The growing concern regarding poor outcomes associated with HRV infection following HCT has led to recognition of the need for antiviral agents [6], [7]. Viral shedding duration is often used as an endpoint in clinical trials of new antivirals [23], [24], [25], and identifying risk factors for prolonged shedding is thus critical for appropriate stratification of patients in randomized trials. However, data on factors associated with prolonged shedding of respiratory viruses are limited, with the exception of influenza virus in mainly immunocompetent populations and coronavirus in HCT recipients [9], [26], [27]. The present study showed initial high viral load was a risk factor for prolonged HRV shedding in HCT recipients, consistent with our previous study of coronavirus [9].

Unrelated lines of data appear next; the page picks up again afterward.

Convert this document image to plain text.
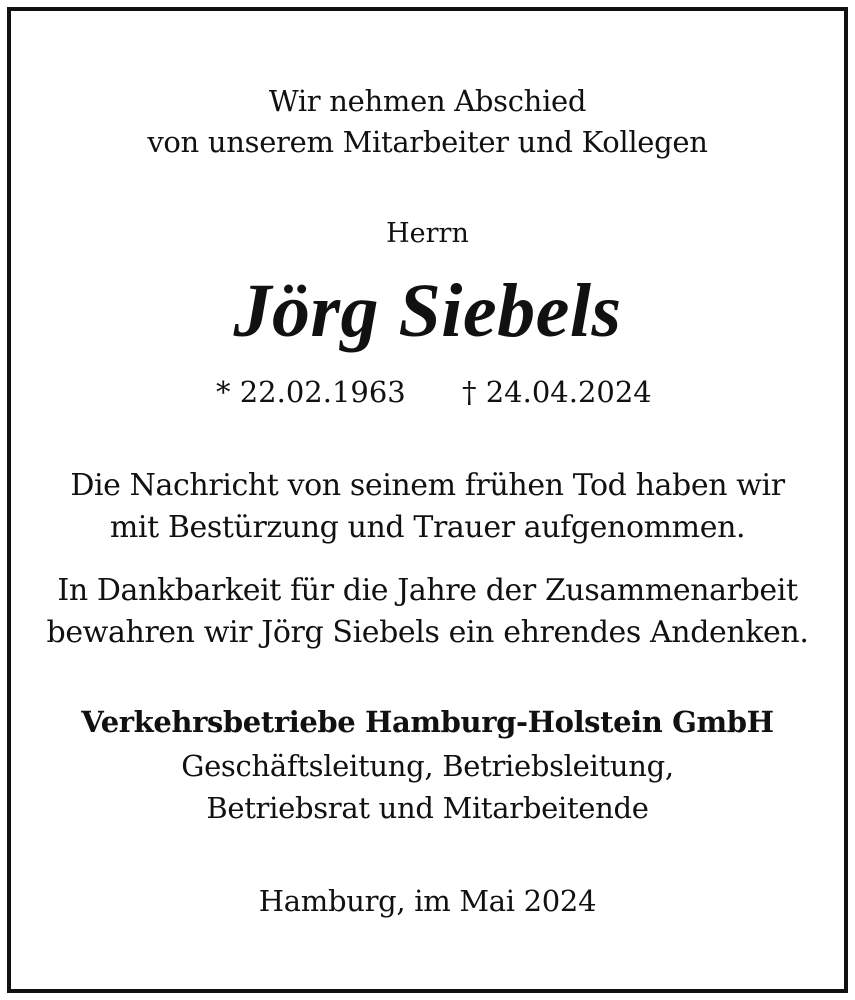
Wir nehmen Abschied
von unserem Mitarbeiter und Kollegen
Herrn
Jörg Siebels
* 22.02.1963 † 24.04.2024
Die Nachricht von seinem frühen Tod haben wir
mit Bestürzung und Trauer aufgenommen.
In Dankbarkeit für die Jahre der Zusammenarbeit
bewahren wir Jörg Siebels ein ehrendes Andenken.
Verkehrsbetriebe Hamburg-Holstein GmbH
Geschäftsleitung, Betriebsleitung,
Betriebsrat und Mitarbeitende
Hamburg, im Mai 2024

This study, somewhat unexpectedly, showed that nonmyeloablative conditioning was associated with prolonged shedding after adjusting for viral load. We hypothesized that this association was partly due to nonmyeloablative conditioning being more common in older patients and those undergoing a second transplant. Both groups are more likely to have prolonged shedding, and conditioning regimen was not statistically significant after adjusting for these factors.

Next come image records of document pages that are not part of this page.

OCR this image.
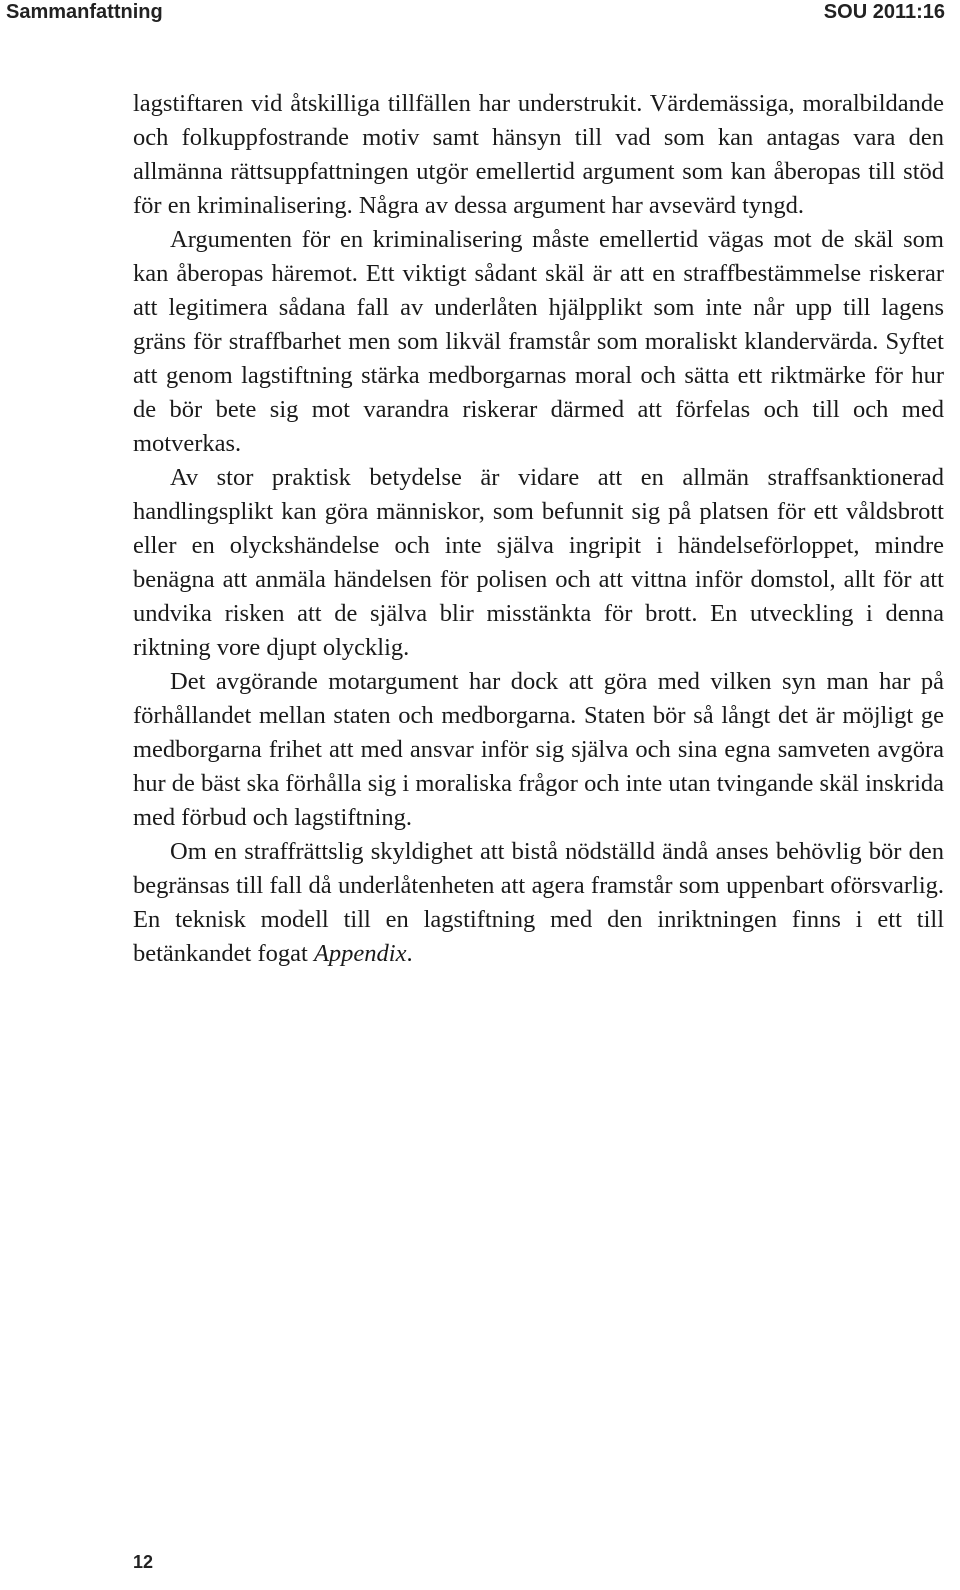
Sammanfattning	SOU 2011:16

lagstiftaren vid åtskilliga tillfällen har understrukit. Värdemässiga, moralbildande och folkuppfostrande motiv samt hänsyn till vad som kan antagas vara den allmänna rättsuppfattningen utgör emellertid argument som kan åberopas till stöd för en kriminalisering. Några av dessa argument har avsevärd tyngd.

Argumenten för en kriminalisering måste emellertid vägas mot de skäl som kan åberopas häremot. Ett viktigt sådant skäl är att en straffbestämmelse riskerar att legitimera sådana fall av underlåten hjälpplikt som inte når upp till lagens gräns för straffbarhet men som likväl framstår som moraliskt klandervärda. Syftet att genom lagstiftning stärka medborgarnas moral och sätta ett riktmärke för hur de bör bete sig mot varandra riskerar därmed att förfelas och till och med motverkas.

Av stor praktisk betydelse är vidare att en allmän straffsanktionerad handlingsplikt kan göra människor, som befunnit sig på platsen för ett våldsbrott eller en olyckshändelse och inte själva ingripit i händelseförloppet, mindre benägna att anmäla händelsen för polisen och att vittna inför domstol, allt för att undvika risken att de själva blir misstänkta för brott. En utveckling i denna riktning vore djupt olycklig.

Det avgörande motargument har dock att göra med vilken syn man har på förhållandet mellan staten och medborgarna. Staten bör så långt det är möjligt ge medborgarna frihet att med ansvar inför sig själva och sina egna samveten avgöra hur de bäst ska förhålla sig i moraliska frågor och inte utan tvingande skäl inskrida med förbud och lagstiftning.

Om en straffrättslig skyldighet att bistå nödställd ändå anses behövlig bör den begränsas till fall då underlåtenheten att agera framstår som uppenbart oförsvarlig. En teknisk modell till en lagstiftning med den inriktningen finns i ett till betänkandet fogat Appendix.

12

A limitation of our study is the relatively small sample size, which allowed us to perform only bivariable logistic regression analyses; however, the association between initial viral load and prolonged shedding appeared to be robust as it was shown consistently in different models. We were able to perform sequencing in only two-thirds of patients, primarily due to low viral load. Thus, our ability to detect small differences in shedding duration among HRV species was limited. Quantification of HRV using RT-PCR assays with a consensus HRV primer and probe set may be limited due to the diversity of HRV genotypes; reverse transcriptase digital PCR has shown more accurate quantification [28]. However, the overall performance of RT-PCR appears to be similar to reverse transcriptase digital PCR for most genotypes. Low Ct value, dichotomized at the median, was consistently associated with prolonged shedding in all models. Therefore, different quantification methods are unlikely to significantly impact our conclusion. Finally, we defined the end of shedding as the first negative virus detection regardless of whether patients continued to have respiratory symptoms. It is possible that shedding at viral loads below the limit of detection was present, but we felt that this definition would be more objective than using the duration of symptoms because ongoing symptoms cannot be necessarily attributed to persistent HRV infection.

In summary, initial high viral load is a risk factor for prolonged shedding of HRV in HCT recipients, an important finding for the future design of randomized clinical trials of novel therapeutics with viral load endpoints. These data may also inform effective infection control policies, as the expected HRV shedding duration is ≥21 days in patients with high viral loads.